Voter-fraud claims mar Egypt's first presidential poll contest
EGYPTIANS voted yesterday in the country's first contested presidential election, but charges of voter fraud and a boycott rally marred a ballot that the long-time president, Hosni Mubarak, argues is a major democratic reform.
More than 3,000 people marched through Cairo's streets - by far the largest crowd ever drawn by the opposition group Kifaya, or "Enough", in Arabic. Police watched from a distance, despite government vows the day before that protests would not be allowed.
Amid the fraud charges that arose were accounts from voters and opposition party members that election workers inside polling stations in Luxor were telling voters to choose Mr Mubarak, and that voters in Alexandria were promised food by ruling-party workers if they cast a vote.
Egypt says the decision to allow competitors to run against Mr Mubarak signals a move toward greater democracy in a country that has seen only authoritarian rule for more than half a century.
Opponents, however, dismiss the reform claims as a sham. They note that Mr Mubarak's ruling party controls most of the government, including the electoral process, and they argue that the wide publicity given to the president by state-owned media made it difficult for opposition candidates to gain wide support.
Ahmad Ibrahim al-Shimi, 41, an accountant, was one of many onlookers who joined the Kifaya march that started at noon in Cairo's main square, then swelled and spread to surrounding streets.
"I've never been in a demonstration before, I've never done anything before. But I'm disgusted. I've had enough," he said.
Turnout overall was expected to be low because many Egyptians, deeply alienated from a government they see as accomplishing little, are unused to voting or believe their votes will not make a difference.
Other Egyptians seem genuinely to fear change and said they would freely vote for the candidate they know, Mr Mubarak, long seen as the country's father and protector.
"I can't take a risk at a time like this because this is the destiny of a country," said Mohammed Shahat Bilal, 58, a welder in Alexandria. "We don't want what happened in Iraq to happen here. We want a stable country."

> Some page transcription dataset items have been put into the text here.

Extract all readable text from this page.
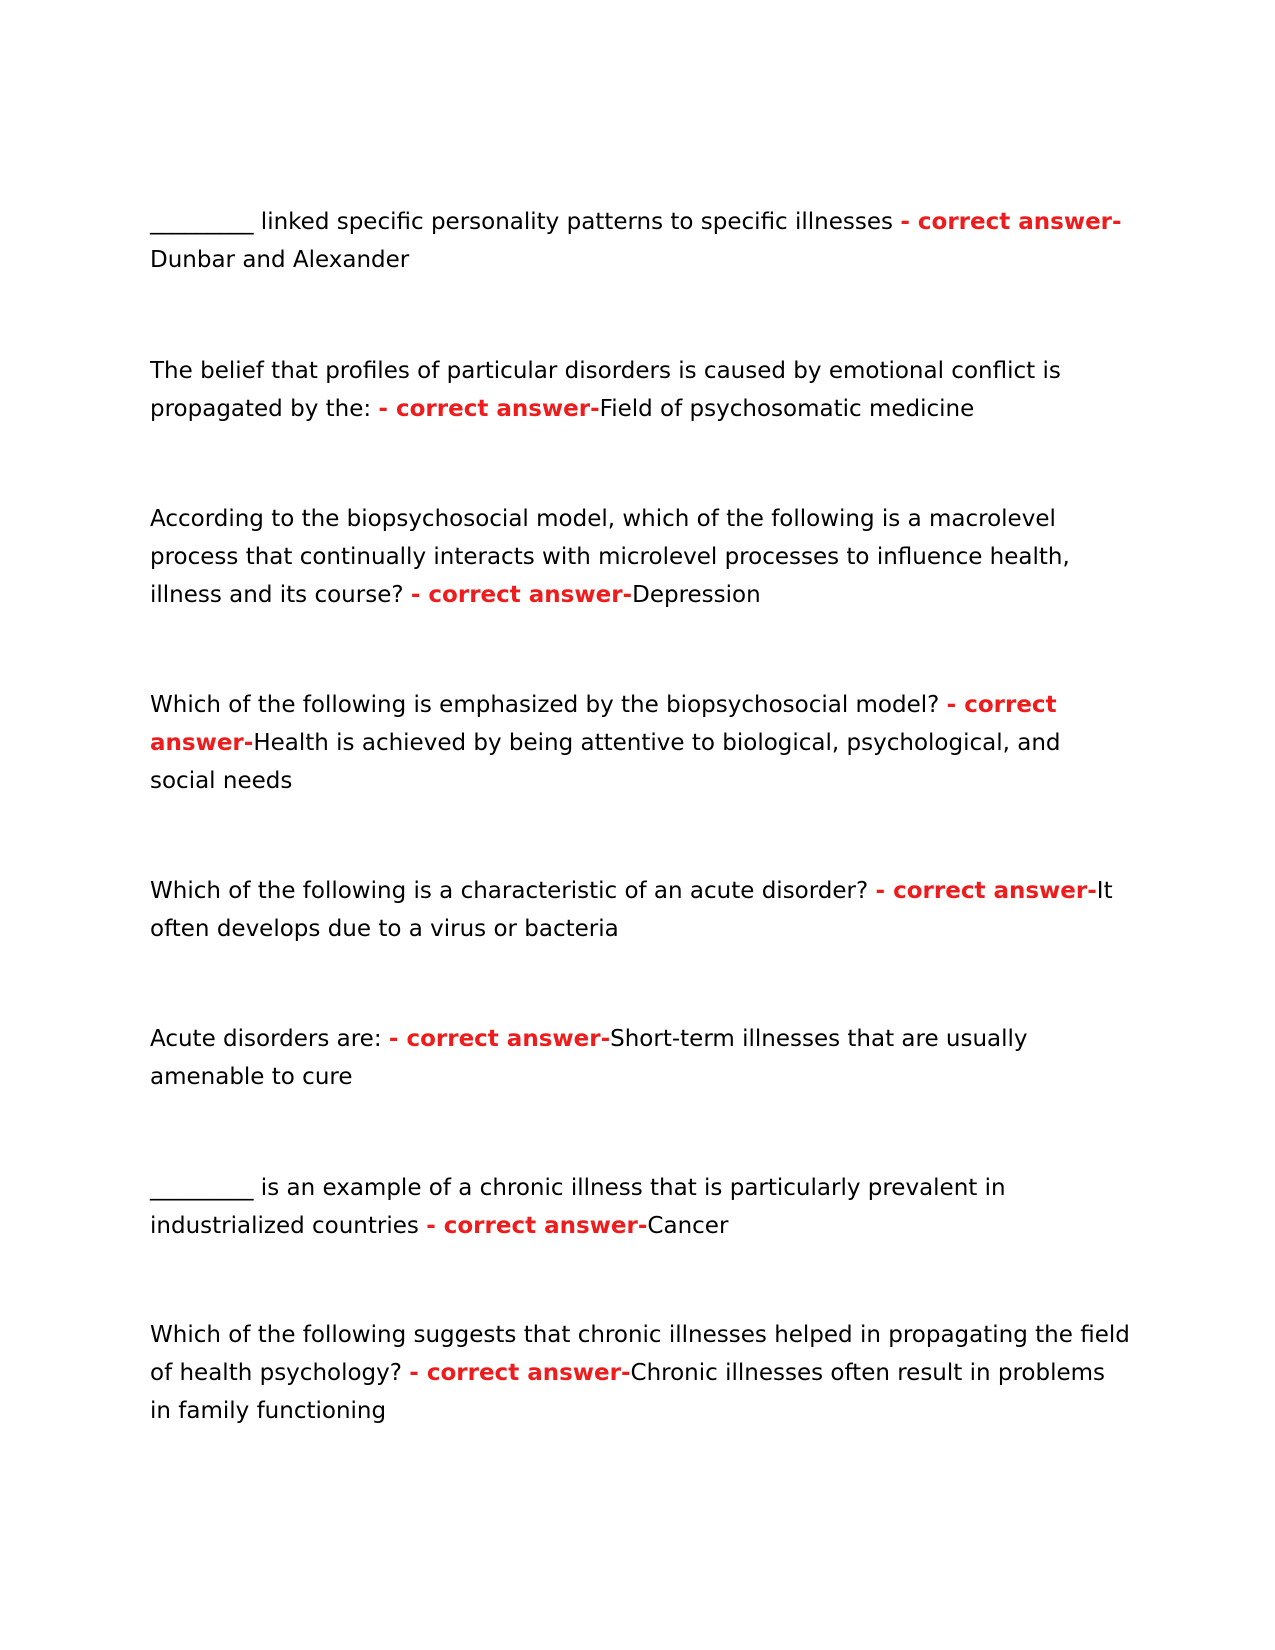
_________ linked specific personality patterns to specific illnesses - correct answer-Dunbar and Alexander

The belief that profiles of particular disorders is caused by emotional conflict is propagated by the: - correct answer-Field of psychosomatic medicine

According to the biopsychosocial model, which of the following is a macrolevel process that continually interacts with microlevel processes to influence health, illness and its course? - correct answer-Depression

Which of the following is emphasized by the biopsychosocial model? - correct answer-Health is achieved by being attentive to biological, psychological, and social needs

Which of the following is a characteristic of an acute disorder? - correct answer-It often develops due to a virus or bacteria

Acute disorders are: - correct answer-Short-term illnesses that are usually amenable to cure

_________ is an example of a chronic illness that is particularly prevalent in industrialized countries - correct answer-Cancer

Which of the following suggests that chronic illnesses helped in propagating the field of health psychology? - correct answer-Chronic illnesses often result in problems in family functioning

Nine candidates are running against Mr Mubarak, but only two are considered significant, Ayman Nour of the al-Ghad Party and Noaman Gomaa of the Wafd.
Mr Nour, a young, media-savvy candidate whose arrest earlier this year was met by international protests, said he hoped the elections would be "conducted with transparency. And if this happens it will be a big achievement for Egypt".
Mr Gomaa heads the oldest opposition party, which has some power bases in scattered towns.
Mr Mubarak was among the first to vote, casting his ballot in a school close to the presidential palace, accompanied by his wife and son, Gamal, a rising politician.
The country's election commission issued a statement yesterday saying private groups and private observers were welcome to go inside polling stations to observe, despite earlier rulings that only voters, judicial supervisors, election workers and some party representatives could go inside.
Despite that, the fraud charges were many. In Luxor in the south, Ahmed Mohammed Ahmed Ali, a university student, said he was shocked when an employee inside a polling station told him he should vote for Mr Mubarak, or no-one. Mr Ali said he refused and insisted on voting by himself. He would not say who he chose.
The election commission said counting could take up to three days and final results would not come until Saturday.